There has also been the whole Linux SLI (Scalable Link Interface) debacle that took almost 13 months to be released under Linux, and to this point the quality of SLI on alternative operating systems is still incredibly poor. As Phoronix had exposed last month, NVIDIA's SLI intentions with bringing fourth this multi-GPU technology to Linux may have been as a result of a deal between this green company and Hewlett-Packard. One of the benefits, however, for this belated X1000 support is that any issues that had originally occurred with the initial Windows display drivers will hopefully not hamper GNU/Linux users. Also on the bright side the Radeon X1000 prices have dropped quite a bit since they began shipping to retailers. Today in our first ATI Radeon X1800 preview, and truly the first Linux X1000 article for that matter, we will be having a look at the X1800XL 256MB part as well as the X1300PRO, which we previewed a few months back. These numbers will also be compared against various NVIDIA GeForce solutions.

For those that have yet to associate themselves with ATI's Radeon X1000 series some of the key features include Shader Model 3.0, TSMC 90nm manufacturing, Ring Bus memory controller, dynamic branching improvements, and adaptive antialiasing. Strides have also been made all around with the vertex and pixel processing, caching system, Hyper Z compression, and HDR (High Dynamic Range Lighting). The video memory controller has been redesigned to make it much more efficient to allow for improvements in the memory frequency scaling and raising the limits of the memory bandwidth -- it is also rumored that the controller will be compatible with upcoming GDDR4 modules. Many of ATI's marketing efforts have also been focused on Avivo -- for which they claim video and display perfection. ATI's Avivo is the rough equivalent to NVIDIA's PureVideo. Some of the ATI Avivo features include H.264 HD video playback and the Avivo video converter.
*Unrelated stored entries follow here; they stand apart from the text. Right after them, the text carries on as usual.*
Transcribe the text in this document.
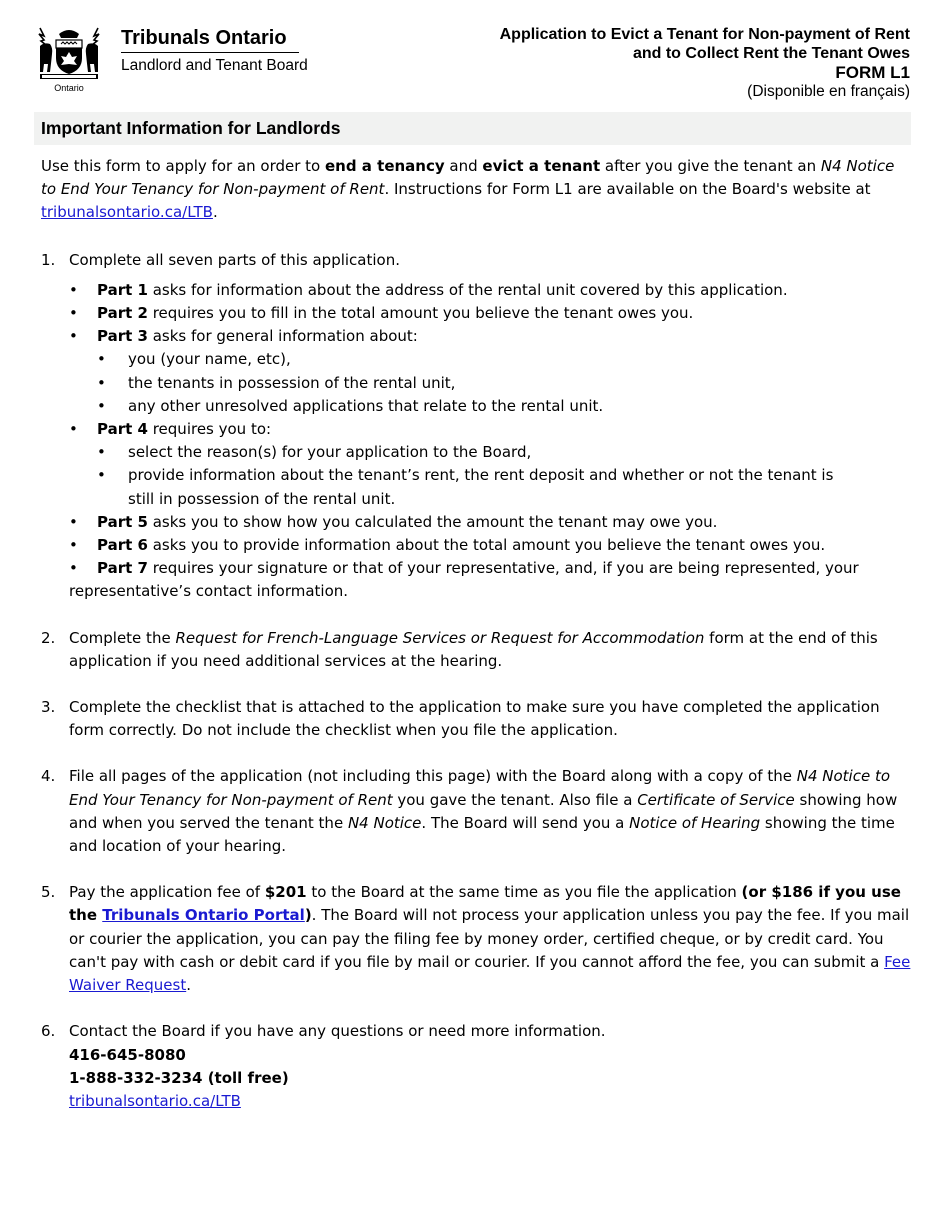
Ontario
Tribunals Ontario
Landlord and Tenant Board
Application to Evict a Tenant for Non-payment of Rent
and to Collect Rent the Tenant Owes
FORM L1
(Disponible en français)
Important Information for Landlords

Use this form to apply for an order to end a tenancy and evict a tenant after you give the tenant an N4 Notice to End Your Tenancy for Non-payment of Rent. Instructions for Form L1 are available on the Board's website at tribunalsontario.ca/LTB.

1. Complete all seven parts of this application.
• Part 1 asks for information about the address of the rental unit covered by this application.
• Part 2 requires you to fill in the total amount you believe the tenant owes you.
• Part 3 asks for general information about:
• you (your name, etc),
• the tenants in possession of the rental unit,
• any other unresolved applications that relate to the rental unit.
• Part 4 requires you to:
• select the reason(s) for your application to the Board,
• provide information about the tenant’s rent, the rent deposit and whether or not the tenant is still in possession of the rental unit.
• Part 5 asks you to show how you calculated the amount the tenant may owe you.
• Part 6 asks you to provide information about the total amount you believe the tenant owes you.
• Part 7 requires your signature or that of your representative, and, if you are being represented, your representative’s contact information.
2. Complete the Request for French-Language Services or Request for Accommodation form at the end of this application if you need additional services at the hearing.
3. Complete the checklist that is attached to the application to make sure you have completed the application form correctly. Do not include the checklist when you file the application.
4. File all pages of the application (not including this page) with the Board along with a copy of the N4 Notice to End Your Tenancy for Non-payment of Rent you gave the tenant. Also file a Certificate of Service showing how and when you served the tenant the N4 Notice. The Board will send you a Notice of Hearing showing the time and location of your hearing.
5. Pay the application fee of $201 to the Board at the same time as you file the application (or $186 if you use the Tribunals Ontario Portal). The Board will not process your application unless you pay the fee. If you mail or courier the application, you can pay the filing fee by money order, certified cheque, or by credit card. You can't pay with cash or debit card if you file by mail or courier. If you cannot afford the fee, you can submit a Fee Waiver Request.
6. Contact the Board if you have any questions or need more information.
416-645-8080
1-888-332-3234 (toll free)
tribunalsontario.ca/LTB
There has also been some discussion about ATI striking up physics rendering capabilities with their GPUs or even general processing abilities with the X1000 series. When these plans do end up being carried out, we are unaware at this time if such a feature will be implemented into the Linux drivers. Seeing as the processing abilities could potentially assist workstations, it does increase the probability of such an event occurring. ATI's X1000 series also support CrossFire multi-GPU technology. For those that are not aware, the Linux drivers are not presently supportive of CrossFire, nor do we personally anticipate them to be for at least some time so at this point we will remain mute on the matter.